Juru bicara junta, Mayor Jenderal Zaw Min Tun, menyatakan bahwa tembakan dilepaskan karena konvoi yang terdiri atas sembilan kendaraan itu diduga mencoba menerobos pos pemeriksaan tanpa persetujuan resmi dari pihak militer.

“Kami berusaha menghentikan konvoi itu, tetapi mereka menolak untuk berhenti,” ujar Zaw Min Tun, seperti dikutip dari Myanmar Now pada Rabu (2/4/2025).

Menurutnya, tembakan peringatan dilepaskan dari jarak sekitar 100 meter, setelah konvoi tetap melanjutkan perjalanan tanpa mematuhi perintah pemberhentian. Akibatnya, rombongan kendaraan tersebut berbalik arah dan kembali ke Nawnghkio.

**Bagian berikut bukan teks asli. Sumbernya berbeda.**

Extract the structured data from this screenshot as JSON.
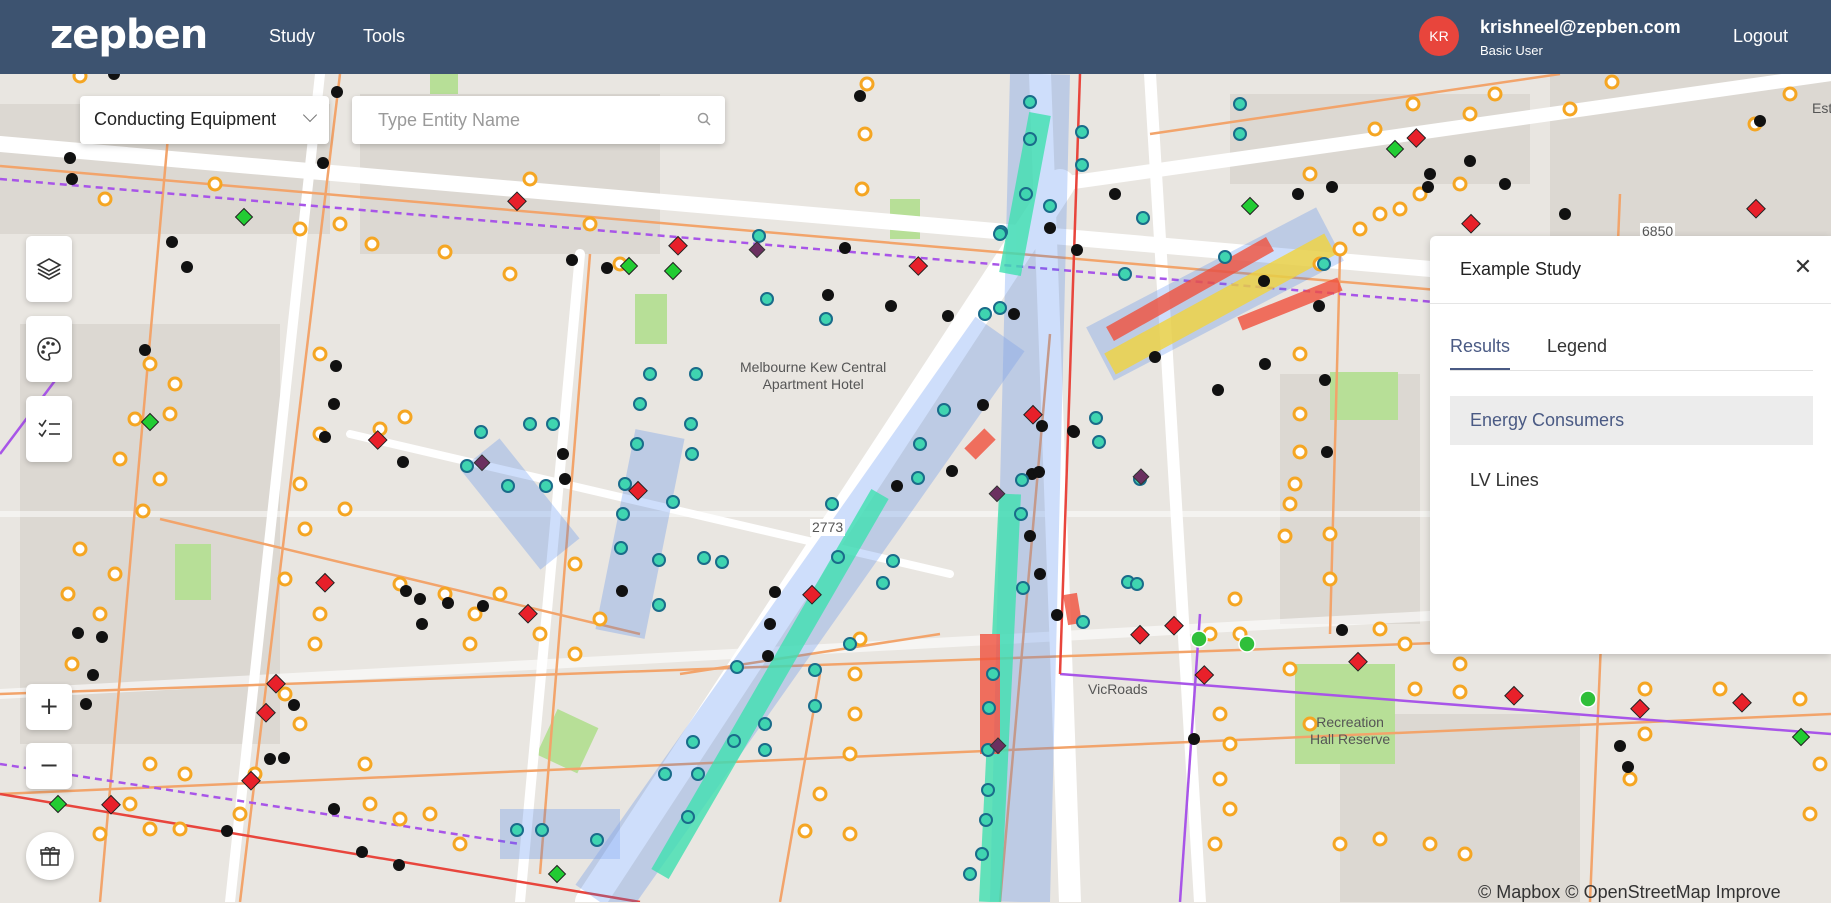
{
  "header": {
    "logo": "zepben",
    "nav": [
      {
        "label": "Study"
      },
      {
        "label": "Tools"
      }
    ],
    "user": {
      "initials": "KR",
      "email": "krishneel@zepben.com",
      "role": "Basic User"
    },
    "logout_label": "Logout"
  },
  "toolbar": {
    "entity_type": "Conducting Equipment",
    "search_placeholder": "Type Entity Name",
    "search_value": ""
  },
  "map_labels": {
    "hotel": "Melbourne Kew Central\nApartment Hotel",
    "vicroads": "VicRoads",
    "reserve": "Recreation\nHall Reserve",
    "num_2773": "2773",
    "num_6850": "6850",
    "corner": "Est"
  },
  "attribution": "© Mapbox © OpenStreetMap  Improve",
  "study_panel": {
    "title": "Example Study",
    "tabs": [
      {
        "label": "Results",
        "active": true
      },
      {
        "label": "Legend",
        "active": false
      }
    ],
    "results": [
      {
        "label": "Energy Consumers",
        "active": true
      },
      {
        "label": "LV Lines",
        "active": false
      }
    ]
  },
  "colors": {
    "header_bg": "#3d5370",
    "avatar": "#e8453c",
    "accent": "#4a5a84",
    "map_bg": "#e9e6e1",
    "lv_line": "#f2a46b",
    "hv_line": "#a855e8",
    "consumer": "#f5a623"
  },
  "icons": {
    "layers": "layers-icon",
    "palette": "palette-icon",
    "checklist": "checklist-icon",
    "zoom_in": "plus-icon",
    "zoom_out": "minus-icon",
    "gift": "gift-icon",
    "search": "search-icon",
    "close": "close-icon"
  }
}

Zaw Min Tun menjelaskan bahwa salah satu alasan utama pelepasan tembakan peringatan adalah karena konvoi menggunakan truk berpelat nomor Myanmar tanpa dokumen perjalanan resmi dari pihak junta. Ia memastikan bahwa pihak militer akan melakukan penyelidikan lebih lanjut terkait insiden ini.

Konvoi tersebut membawa bantuan kemanusiaan untuk korban gempa yang mengguncang Myanmar pekan lalu. Bantuan tersebut rencananya akan disalurkan ke Mandalay dan beberapa wilayah lain yang terdampak bencana.

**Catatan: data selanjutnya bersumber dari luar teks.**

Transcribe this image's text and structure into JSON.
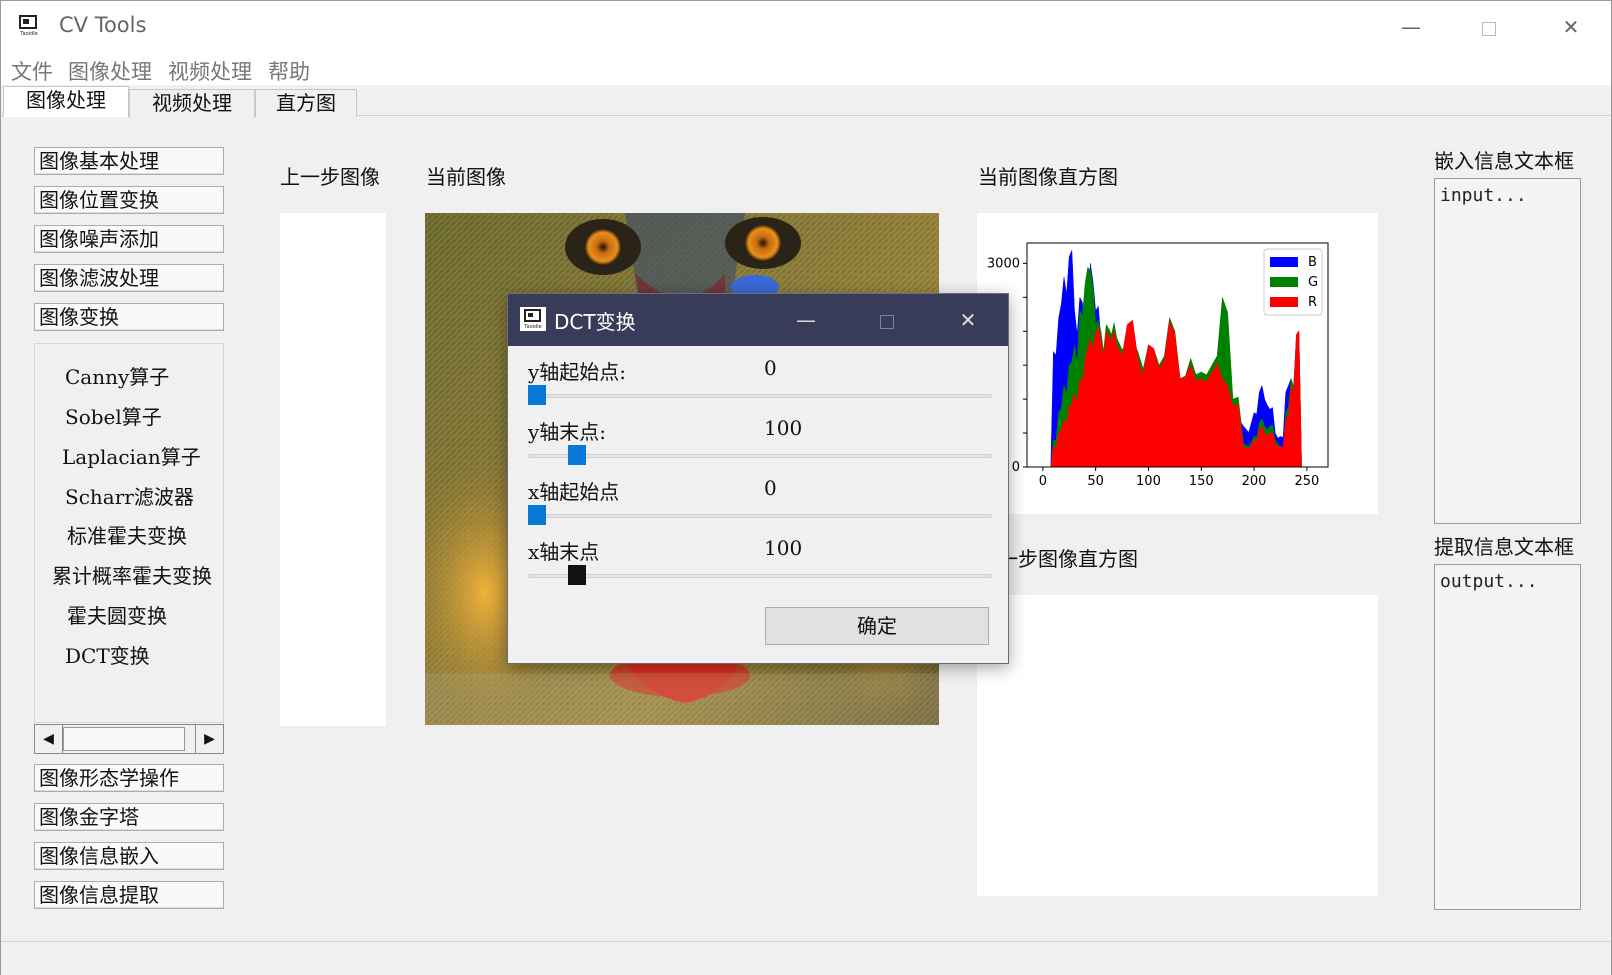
{
  "window": {
    "title": "CV Tools",
    "minimize": "—",
    "close": "✕"
  },
  "menu": [
    "文件",
    "图像处理",
    "视频处理",
    "帮助"
  ],
  "tabs": [
    "图像处理",
    "视频处理",
    "直方图"
  ],
  "left_buttons_top": [
    "图像基本处理",
    "图像位置变换",
    "图像噪声添加",
    "图像滤波处理",
    "图像变换"
  ],
  "left_list": [
    "Canny算子",
    "Sobel算子",
    "Laplacian算子",
    "Scharr滤波器",
    "标准霍夫变换",
    "累计概率霍夫变换",
    "霍夫圆变换",
    "DCT变换"
  ],
  "left_buttons_bottom": [
    "图像形态学操作",
    "图像金字塔",
    "图像信息嵌入",
    "图像信息提取"
  ],
  "scroll": {
    "left_arrow": "◀",
    "right_arrow": "▶"
  },
  "labels": {
    "prev_image": "上一步图像",
    "current_image": "当前图像",
    "current_hist": "当前图像直方图",
    "prev_hist": "上一步图像直方图",
    "embed_box": "嵌入信息文本框",
    "extract_box": "提取信息文本框"
  },
  "text_boxes": {
    "input_placeholder": "input...",
    "output_placeholder": "output..."
  },
  "dialog": {
    "title": "DCT变换",
    "minimize": "—",
    "close": "✕",
    "rows": [
      {
        "label": "y轴起始点:",
        "value": "0",
        "fraction": 0.0
      },
      {
        "label": "y轴末点:",
        "value": "100",
        "fraction": 0.2
      },
      {
        "label": "x轴起始点",
        "value": "0",
        "fraction": 0.0
      },
      {
        "label": "x轴末点",
        "value": "100",
        "fraction": 0.2
      }
    ],
    "ok": "确定"
  },
  "colors": {
    "dialog_title_bg": "#393c58",
    "slider_thumb": "#0a78d7",
    "hist_b": "#0000ff",
    "hist_g": "#008000",
    "hist_r": "#ff0000"
  },
  "chart_data": {
    "type": "area",
    "title": "",
    "xlabel": "",
    "ylabel": "",
    "xlim": [
      -15,
      270
    ],
    "ylim": [
      0,
      3300
    ],
    "x_ticks": [
      0,
      50,
      100,
      150,
      200,
      250
    ],
    "y_ticks": [
      0,
      500,
      1000,
      1500,
      2000,
      2500,
      3000
    ],
    "y_tick_labels_visible": [
      "0",
      "",
      "",
      "",
      "",
      "",
      "3000"
    ],
    "legend": {
      "position": "top-right",
      "entries": [
        "B",
        "G",
        "R"
      ]
    },
    "series": [
      {
        "name": "B",
        "color": "#0000ff",
        "x": [
          5,
          10,
          15,
          20,
          25,
          30,
          35,
          40,
          45,
          50,
          55,
          60,
          65,
          70,
          80,
          90,
          100,
          110,
          120,
          130,
          140,
          150,
          160,
          170,
          180,
          190,
          200,
          205,
          210,
          215,
          220,
          225,
          230,
          235,
          240,
          245
        ],
        "values": [
          0,
          1700,
          2200,
          2800,
          3100,
          2300,
          2500,
          1700,
          3000,
          2300,
          1900,
          2000,
          1900,
          1800,
          1700,
          1400,
          1500,
          1300,
          1700,
          1200,
          1300,
          1200,
          1100,
          1000,
          700,
          600,
          800,
          1100,
          1000,
          850,
          500,
          450,
          1100,
          1300,
          1900,
          0
        ]
      },
      {
        "name": "G",
        "color": "#008000",
        "x": [
          5,
          10,
          15,
          20,
          25,
          30,
          35,
          40,
          45,
          50,
          55,
          60,
          65,
          70,
          80,
          90,
          100,
          110,
          120,
          130,
          140,
          150,
          160,
          170,
          180,
          190,
          200,
          205,
          210,
          215,
          220,
          225,
          230,
          235,
          240,
          245
        ],
        "values": [
          0,
          400,
          800,
          1200,
          1500,
          1800,
          2300,
          2700,
          2900,
          2100,
          2000,
          2100,
          1950,
          1900,
          1800,
          1700,
          1800,
          1500,
          2200,
          1300,
          1600,
          1400,
          1500,
          2500,
          1000,
          350,
          450,
          650,
          600,
          600,
          400,
          300,
          800,
          1300,
          1900,
          0
        ]
      },
      {
        "name": "R",
        "color": "#ff0000",
        "x": [
          5,
          10,
          15,
          20,
          25,
          30,
          35,
          40,
          45,
          50,
          55,
          60,
          65,
          70,
          80,
          90,
          100,
          110,
          120,
          130,
          140,
          150,
          160,
          170,
          180,
          190,
          200,
          205,
          210,
          215,
          220,
          225,
          230,
          235,
          240,
          245
        ],
        "values": [
          0,
          300,
          500,
          700,
          900,
          1100,
          1300,
          1600,
          1900,
          2000,
          1900,
          2000,
          1850,
          1800,
          2100,
          1600,
          1800,
          1450,
          2150,
          1300,
          1500,
          1300,
          1400,
          1300,
          900,
          300,
          400,
          550,
          500,
          500,
          350,
          300,
          700,
          1200,
          1950,
          0
        ]
      }
    ]
  }
}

Lokasi insiden berada di dekat Desa Ohn Ma Thee, sekitar 16 kilometer dari Kota Nawnghkio. Daerah ini diketahui berada di bawah pengaruh kelompok bersenjata Tentara Pembebasan Nasional Ta’ang (TNLA), yang kerap terlibat konflik dengan junta militer.

Sehari sebelum kejadian, militer Myanmar dilaporkan melakukan serangan udara terhadap dua desa di sekitar wilayah tersebut, yang mengakibatkan lima warga sipil terluka. Kawasan ini memang dikenal sebagai salah satu zona konflik aktif di Myanmar, dengan bentrokan antara pasukan junta dan kelompok bersenjata terus berlangsung.

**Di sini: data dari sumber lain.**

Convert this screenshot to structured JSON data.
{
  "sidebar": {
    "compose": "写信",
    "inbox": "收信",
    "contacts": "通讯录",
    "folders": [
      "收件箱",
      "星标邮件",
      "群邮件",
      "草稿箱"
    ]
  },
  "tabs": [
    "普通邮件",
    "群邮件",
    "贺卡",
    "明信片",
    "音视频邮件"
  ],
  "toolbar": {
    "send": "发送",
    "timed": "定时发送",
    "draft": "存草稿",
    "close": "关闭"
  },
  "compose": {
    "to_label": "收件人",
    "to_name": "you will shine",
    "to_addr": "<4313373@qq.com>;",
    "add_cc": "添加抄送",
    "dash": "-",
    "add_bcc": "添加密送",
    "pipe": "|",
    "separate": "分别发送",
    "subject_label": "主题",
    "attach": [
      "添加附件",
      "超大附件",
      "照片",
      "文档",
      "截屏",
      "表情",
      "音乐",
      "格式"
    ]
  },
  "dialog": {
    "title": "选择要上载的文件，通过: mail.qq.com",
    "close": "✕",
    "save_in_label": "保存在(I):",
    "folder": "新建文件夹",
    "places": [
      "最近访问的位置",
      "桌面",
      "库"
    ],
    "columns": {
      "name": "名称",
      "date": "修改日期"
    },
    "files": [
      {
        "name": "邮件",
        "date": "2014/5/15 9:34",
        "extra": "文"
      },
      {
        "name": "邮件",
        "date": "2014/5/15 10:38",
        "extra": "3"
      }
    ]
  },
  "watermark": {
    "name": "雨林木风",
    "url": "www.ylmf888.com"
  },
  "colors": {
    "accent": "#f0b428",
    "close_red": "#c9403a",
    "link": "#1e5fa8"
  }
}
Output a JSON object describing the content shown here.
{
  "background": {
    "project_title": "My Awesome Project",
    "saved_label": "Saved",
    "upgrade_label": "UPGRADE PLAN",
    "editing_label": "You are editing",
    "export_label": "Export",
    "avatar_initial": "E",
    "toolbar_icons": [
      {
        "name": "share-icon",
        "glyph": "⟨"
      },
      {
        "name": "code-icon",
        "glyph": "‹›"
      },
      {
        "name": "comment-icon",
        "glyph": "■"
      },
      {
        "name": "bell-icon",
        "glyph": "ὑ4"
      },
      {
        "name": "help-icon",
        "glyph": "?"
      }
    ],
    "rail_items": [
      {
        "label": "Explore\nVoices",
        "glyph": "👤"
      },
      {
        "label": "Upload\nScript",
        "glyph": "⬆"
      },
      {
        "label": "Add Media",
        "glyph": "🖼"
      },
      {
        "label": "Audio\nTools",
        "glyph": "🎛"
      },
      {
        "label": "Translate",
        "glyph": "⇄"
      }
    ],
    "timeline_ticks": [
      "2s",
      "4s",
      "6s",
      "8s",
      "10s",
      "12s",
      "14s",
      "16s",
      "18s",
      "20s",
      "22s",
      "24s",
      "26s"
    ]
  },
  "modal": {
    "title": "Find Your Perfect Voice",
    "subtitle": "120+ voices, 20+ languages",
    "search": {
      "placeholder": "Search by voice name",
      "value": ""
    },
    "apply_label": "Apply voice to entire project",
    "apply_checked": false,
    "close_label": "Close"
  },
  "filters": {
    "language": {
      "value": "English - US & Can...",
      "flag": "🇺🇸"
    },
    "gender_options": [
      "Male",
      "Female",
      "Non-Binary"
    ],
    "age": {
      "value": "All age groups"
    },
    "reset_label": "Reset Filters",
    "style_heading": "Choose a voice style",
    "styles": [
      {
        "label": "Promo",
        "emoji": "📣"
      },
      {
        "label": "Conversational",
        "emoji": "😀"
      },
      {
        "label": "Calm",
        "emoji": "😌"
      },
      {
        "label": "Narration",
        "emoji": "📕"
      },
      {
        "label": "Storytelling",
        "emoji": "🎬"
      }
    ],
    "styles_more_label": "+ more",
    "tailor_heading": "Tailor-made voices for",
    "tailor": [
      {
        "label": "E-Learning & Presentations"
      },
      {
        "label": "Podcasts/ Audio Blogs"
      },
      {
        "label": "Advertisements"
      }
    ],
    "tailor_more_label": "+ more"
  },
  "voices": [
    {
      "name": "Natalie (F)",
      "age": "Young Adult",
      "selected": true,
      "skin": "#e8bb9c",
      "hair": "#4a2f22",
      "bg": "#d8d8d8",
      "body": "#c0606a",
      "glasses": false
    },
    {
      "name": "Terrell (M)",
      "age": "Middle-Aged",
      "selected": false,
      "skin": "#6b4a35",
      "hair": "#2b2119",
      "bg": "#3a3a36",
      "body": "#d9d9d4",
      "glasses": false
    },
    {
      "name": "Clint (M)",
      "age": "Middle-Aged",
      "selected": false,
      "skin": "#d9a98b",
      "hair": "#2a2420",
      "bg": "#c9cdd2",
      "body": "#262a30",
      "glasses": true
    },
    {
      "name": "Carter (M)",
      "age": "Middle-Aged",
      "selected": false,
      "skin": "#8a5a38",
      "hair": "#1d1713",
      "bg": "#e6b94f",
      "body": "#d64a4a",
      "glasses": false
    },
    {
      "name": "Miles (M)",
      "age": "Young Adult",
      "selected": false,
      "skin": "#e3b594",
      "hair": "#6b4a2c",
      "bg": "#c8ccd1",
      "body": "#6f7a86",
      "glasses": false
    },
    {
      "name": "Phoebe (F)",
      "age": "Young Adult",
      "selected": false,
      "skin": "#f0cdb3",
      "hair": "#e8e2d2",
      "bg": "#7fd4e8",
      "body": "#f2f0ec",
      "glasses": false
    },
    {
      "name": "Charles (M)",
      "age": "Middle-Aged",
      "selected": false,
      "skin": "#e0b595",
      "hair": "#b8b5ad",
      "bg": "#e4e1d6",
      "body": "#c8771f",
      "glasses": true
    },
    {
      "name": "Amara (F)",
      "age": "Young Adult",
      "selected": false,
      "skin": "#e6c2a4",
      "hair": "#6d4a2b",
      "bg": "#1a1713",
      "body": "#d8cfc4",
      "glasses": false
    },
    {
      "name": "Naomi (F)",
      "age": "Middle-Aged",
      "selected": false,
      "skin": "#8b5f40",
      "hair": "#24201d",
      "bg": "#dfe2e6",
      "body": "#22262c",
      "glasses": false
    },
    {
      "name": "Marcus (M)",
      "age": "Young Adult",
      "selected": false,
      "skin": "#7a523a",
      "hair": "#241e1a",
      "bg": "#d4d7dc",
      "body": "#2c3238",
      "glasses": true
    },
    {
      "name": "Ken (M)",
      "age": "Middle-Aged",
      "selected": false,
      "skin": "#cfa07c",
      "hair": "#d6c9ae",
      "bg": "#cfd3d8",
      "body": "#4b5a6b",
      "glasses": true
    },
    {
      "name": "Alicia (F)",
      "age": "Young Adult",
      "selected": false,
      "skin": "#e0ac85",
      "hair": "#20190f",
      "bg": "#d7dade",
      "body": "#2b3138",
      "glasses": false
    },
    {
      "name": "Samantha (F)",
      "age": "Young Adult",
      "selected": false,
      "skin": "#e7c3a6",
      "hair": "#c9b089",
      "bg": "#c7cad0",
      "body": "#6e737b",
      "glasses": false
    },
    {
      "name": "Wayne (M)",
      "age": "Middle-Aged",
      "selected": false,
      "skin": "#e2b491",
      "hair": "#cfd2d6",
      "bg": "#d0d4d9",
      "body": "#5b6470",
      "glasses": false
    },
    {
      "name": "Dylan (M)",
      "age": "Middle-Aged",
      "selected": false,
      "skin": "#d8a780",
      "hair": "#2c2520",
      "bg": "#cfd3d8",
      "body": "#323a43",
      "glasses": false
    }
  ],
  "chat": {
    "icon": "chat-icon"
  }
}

Sementara itu, jumlah korban gempa bumi berkekuatan 7,7 skala Richter yang mengguncang Myanmar pada 28 Maret terus bertambah. Pemimpin junta, Jenderal Min Aung Hlaing, dalam pidatonya yang disiarkan televisi, memperkirakan jumlah korban tewas akan melampaui 3.000 orang.

Hingga 1 April, angka resmi mencatat sedikitnya 2.719 korban jiwa, 4.521 orang terluka, dan 441 orang masih dinyatakan hilang.

Gempa yang terjadi saat jam makan siang itu menjadi salah satu yang terkuat dalam lebih dari satu abad di Myanmar. Dampaknya merusak banyak bangunan bersejarah, termasuk pagoda kuno, serta sejumlah infrastruktur modern di Mandalay dan Naypyidaw, ibu kota yang dibangun oleh junta sebelumnya sebagai pusat pemerintahan yang dianggap strategis dan sulit ditembus.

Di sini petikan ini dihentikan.